But successful undertakings in places like Kentucky are based on years of cooperation between state officials, business leaders, and local PTAs, said Frederick M. Hess, the director of education policy studies at the American Enterprise Institute, a Washington think tank that favors a market-based approach to education. That reflects an unusual action by a state to foster a culture of support around the common core and aligned tests, he said.
“If [states] don’t already have these kinds of relationships and those kinds of civic networks, it’s going to be hard to put together between now and the summer,” said Mr. Hess, who also writes an opinion blog for edweek.org.

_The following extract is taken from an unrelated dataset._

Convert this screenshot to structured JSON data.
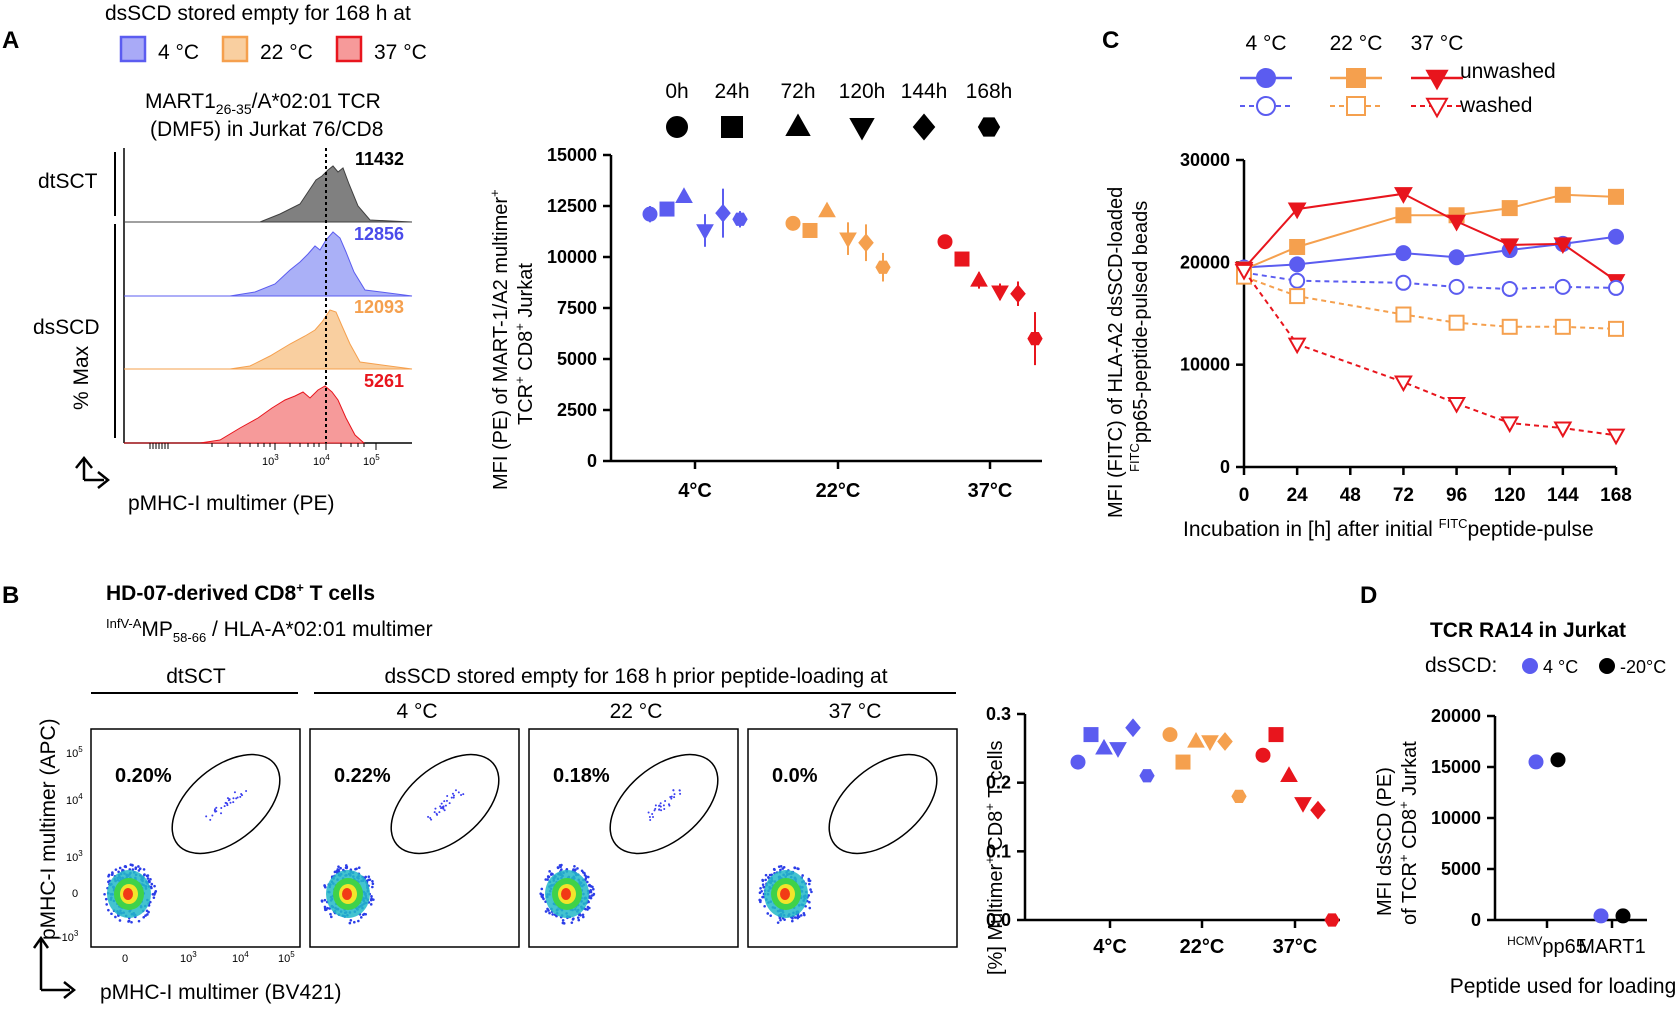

If Kentucky is the role model for supporters of the new tests, New York’s experience reveals what can happen when such outreach efforts meet resistance or outright hostility.
Since New York unveiled new English/language arts and math tests aligned to the common core in 2013, teachers’ unions and some education advocates have waged political warfare against the assessments and tied them to broader criticisms of the common core and evaluation policies in the Empire State. (So far, despite a testing opt-out movement in New York that has also garnered news-media attention, state leaders haven’t seriously considered dropping the standards or tests.)
Still, Mr. Hess expressed skepticism that arguments from psychometricians and policy officials would necessarily carry the day in the face of pushback from parents or vacillation by local educators and officials.
“There is no way to settle the issue,” he said. “It’s just, who do you trust more?”